2013-2014 Budget

Florida’s economy is slowly regaining strength as state economists project the state’s tax collections will grow about an average of 5 percent, or as much as $3.5 billion, for the next fiscal year.  Florida’s unemployment rate for February, 2013 is at its lowest level in four years, 7.7%, and recently fell below the national average for the first time in five years.

This past week the Senate and House released their proposed budgets for the 2013-2014 fiscal year.  Both budgets are remarkably similar with the Senate proposing $74.3 billion in spending while the House recommends $74.4 billion in spending.  Both chambers have different spending priorities, however.

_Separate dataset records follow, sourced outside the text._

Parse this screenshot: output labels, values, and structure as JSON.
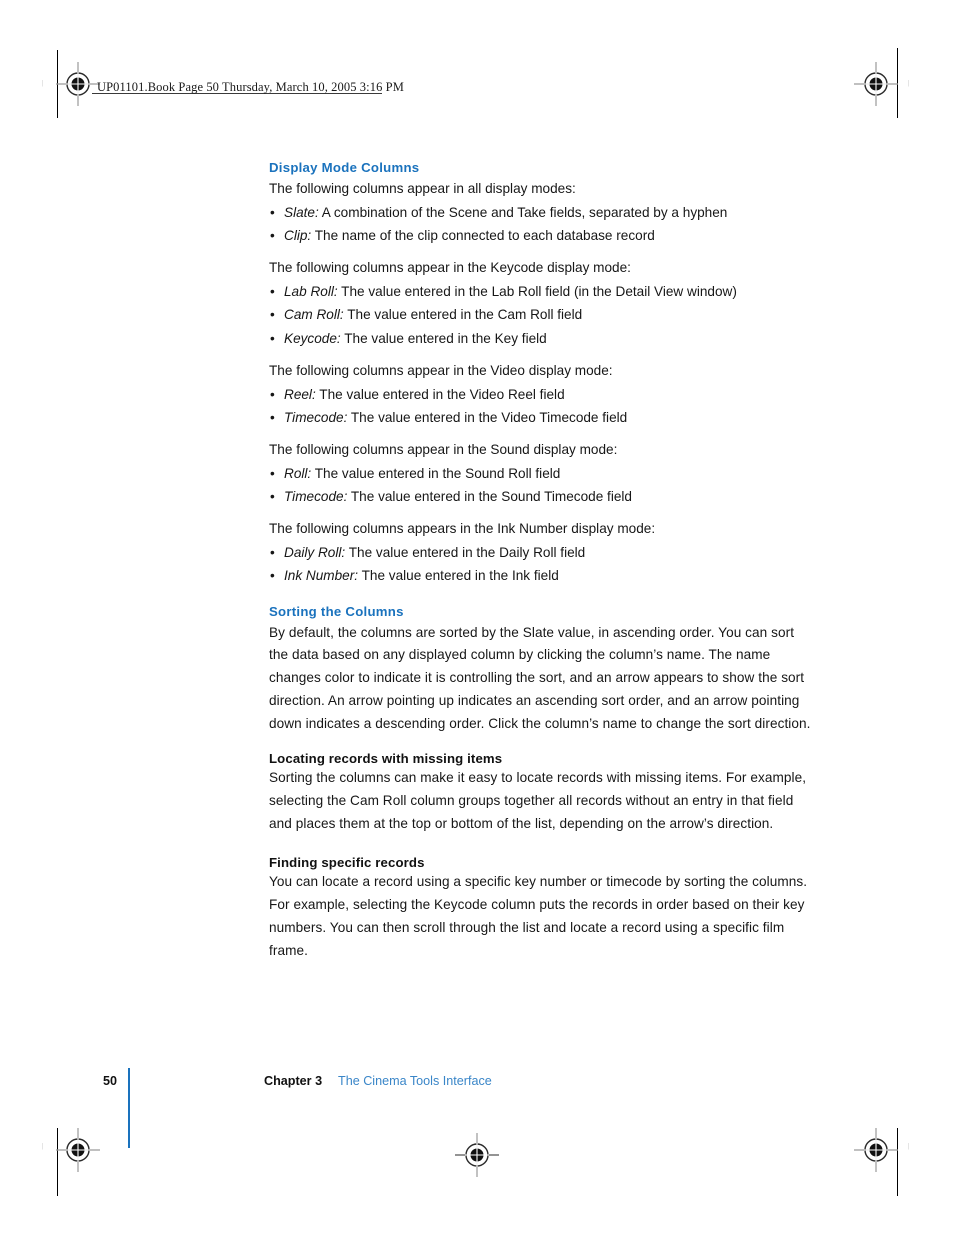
{
  "page": {
    "slug": "UP01101.Book  Page 50  Thursday, March 10, 2005  3:16 PM",
    "folio": "50",
    "footer_chapter": "Chapter 3",
    "footer_chapter_title": "The Cinema Tools Interface",
    "accent_blue": "#1a72bd",
    "footer_link_blue": "#3a86c8",
    "body_color": "#171717"
  },
  "sections": [
    {
      "heading": "Display Mode Columns",
      "lead_in": "The following columns appear in all display modes:",
      "bullets": [
        {
          "term": "Slate:",
          "text": " A combination of the Scene and Take fields, separated by a hyphen"
        },
        {
          "term": "Clip:",
          "text": " The name of the clip connected to each database record"
        }
      ]
    }
  ],
  "groups": [
    {
      "lead_in": "The following columns appear in the Keycode display mode:",
      "bullets": [
        {
          "term": "Lab Roll:",
          "text": " The value entered in the Lab Roll field (in the Detail View window)"
        },
        {
          "term": "Cam Roll:",
          "text": " The value entered in the Cam Roll field"
        },
        {
          "term": "Keycode:",
          "text": " The value entered in the Key field"
        }
      ]
    },
    {
      "lead_in": "The following columns appear in the Video display mode:",
      "bullets": [
        {
          "term": "Reel:",
          "text": " The value entered in the Video Reel field"
        },
        {
          "term": "Timecode:",
          "text": " The value entered in the Video Timecode field"
        }
      ]
    },
    {
      "lead_in": "The following columns appear in the Sound display mode:",
      "bullets": [
        {
          "term": "Roll:",
          "text": " The value entered in the Sound Roll field"
        },
        {
          "term": "Timecode:",
          "text": " The value entered in the Sound Timecode field"
        }
      ]
    },
    {
      "lead_in": "The following columns appears in the Ink Number display mode:",
      "bullets": [
        {
          "term": "Daily Roll:",
          "text": " The value entered in the Daily Roll field"
        },
        {
          "term": "Ink Number:",
          "text": " The value entered in the Ink field"
        }
      ]
    }
  ],
  "sorting": {
    "heading": "Sorting the Columns",
    "body": "By default, the columns are sorted by the Slate value, in ascending order. You can sort the data based on any displayed column by clicking the column’s name. The name changes color to indicate it is controlling the sort, and an arrow appears to show the sort direction. An arrow pointing up indicates an ascending sort order, and an arrow pointing down indicates a descending order. Click the column’s name to change the sort direction.",
    "subsections": [
      {
        "heading": "Locating records with missing items",
        "body": "Sorting the columns can make it easy to locate records with missing items. For example, selecting the Cam Roll column groups together all records without an entry in that field and places them at the top or bottom of the list, depending on the arrow’s direction."
      },
      {
        "heading": "Finding specific records",
        "body": "You can locate a record using a specific key number or timecode by sorting the columns. For example, selecting the Keycode column puts the records in order based on their key numbers. You can then scroll through the list and locate a record using a specific film frame."
      }
    ]
  },
  "bullet_glyph": "•"
}
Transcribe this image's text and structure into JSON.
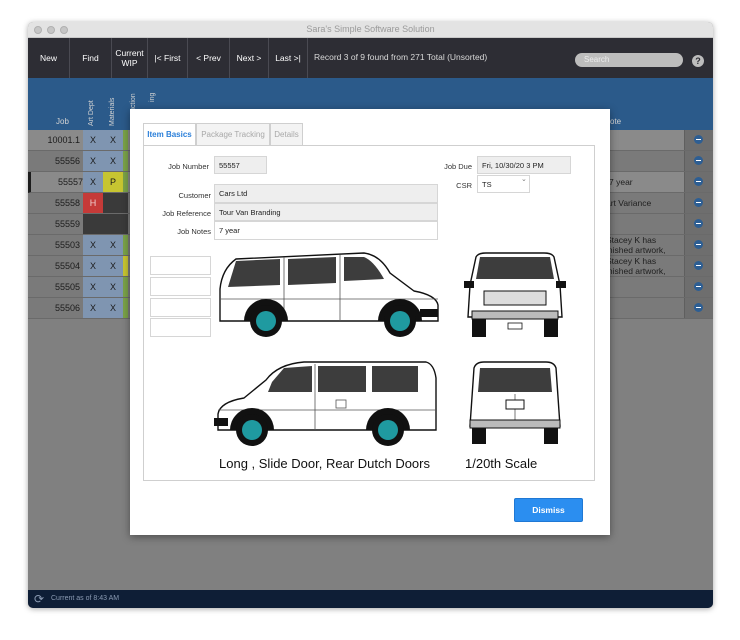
{
  "window": {
    "title": "Sara's Simple Software Solution"
  },
  "toolbar": {
    "new_label": "New",
    "find_label": "Find",
    "wip_label": "Current WIP",
    "first_label": "|< First",
    "prev_label": "< Prev",
    "next_label": "Next >",
    "last_label": "Last >|",
    "status": "Record 3 of 9 found from 271 Total (Unsorted)",
    "search_placeholder": "Search",
    "help_label": "?"
  },
  "columns": {
    "job": "Job",
    "art_dept": "Art Dept",
    "materials": "Materials",
    "production": "uction",
    "tracking": "ing",
    "note": "ote"
  },
  "rows": [
    {
      "job": "10001.1",
      "art": "X",
      "mat": "X",
      "note1": "",
      "note2": ""
    },
    {
      "job": "55556",
      "art": "X",
      "mat": "X",
      "note1": "",
      "note2": ""
    },
    {
      "job": "55557",
      "art": "X",
      "mat": "P",
      "note1": "7 year",
      "note2": ""
    },
    {
      "job": "55558",
      "art": "H",
      "mat": "",
      "note1": "art Variance",
      "note2": ""
    },
    {
      "job": "55559",
      "art": "",
      "mat": "",
      "note1": "",
      "note2": ""
    },
    {
      "job": "55503",
      "art": "X",
      "mat": "X",
      "note1": "Stacey K has",
      "note2": "inished artwork,"
    },
    {
      "job": "55504",
      "art": "X",
      "mat": "X",
      "note1": "Stacey K has",
      "note2": "inished artwork,"
    },
    {
      "job": "55505",
      "art": "X",
      "mat": "X",
      "note1": "",
      "note2": ""
    },
    {
      "job": "55506",
      "art": "X",
      "mat": "X",
      "note1": "",
      "note2": ""
    }
  ],
  "modal": {
    "tabs": [
      "Item Basics",
      "Package Tracking",
      "Details"
    ],
    "active_tab": "Item Basics",
    "job_number_label": "Job Number",
    "job_number": "55557",
    "job_due_label": "Job Due",
    "job_due": "Fri, 10/30/20    3 PM",
    "csr_label": "CSR",
    "csr": "TS",
    "customer_label": "Customer",
    "customer": "Cars Ltd",
    "job_reference_label": "Job Reference",
    "job_reference": "Tour Van Branding",
    "job_notes_label": "Job Notes",
    "job_notes": "7 year",
    "caption_left": "Long , Slide Door, Rear Dutch Doors",
    "caption_right": "1/20th Scale",
    "dismiss_label": "Dismiss"
  },
  "footer": {
    "status": "Current as of 8:43 AM"
  },
  "colors": {
    "toolbar_bg": "#2d2d34",
    "header_bg": "#2b5a8a",
    "accent": "#2b8ef0",
    "cell_blue": "#7f95b1",
    "cell_green": "#7aa248",
    "cell_yellow": "#c7c531",
    "cell_red": "#c53a38"
  }
}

The House sets aside money for a $1,400 pay raise for all state workers, regardless of their salary, but the Senate version includes a 3% across the board raise for the same employees.  The House prefers to have at least a portion of teacher salaries tied to performance measures, while the Senate generally agrees with Governor Scott’s proposal of raises for all teachers.

While neither budget funds the expansion of Medicaid under the Affordable Care Act, each increases health care spending.  The Senate proposes $30.8 billion and the House $31.3 billion, which represents the largest proportion of the budget.

Governor Scott’s economic incentive proposals were sharply curtailed by both chambers.  The Governor’s $278 million request was reduced to $41.57 million in the Senate version, and the House proposes $73 million in incentives.

The funding of reserves is another difference.  The Senate would like to set aside $2.9 billion for the rainy day fund, while the House is more optimistic and proposes only $1.2 billion.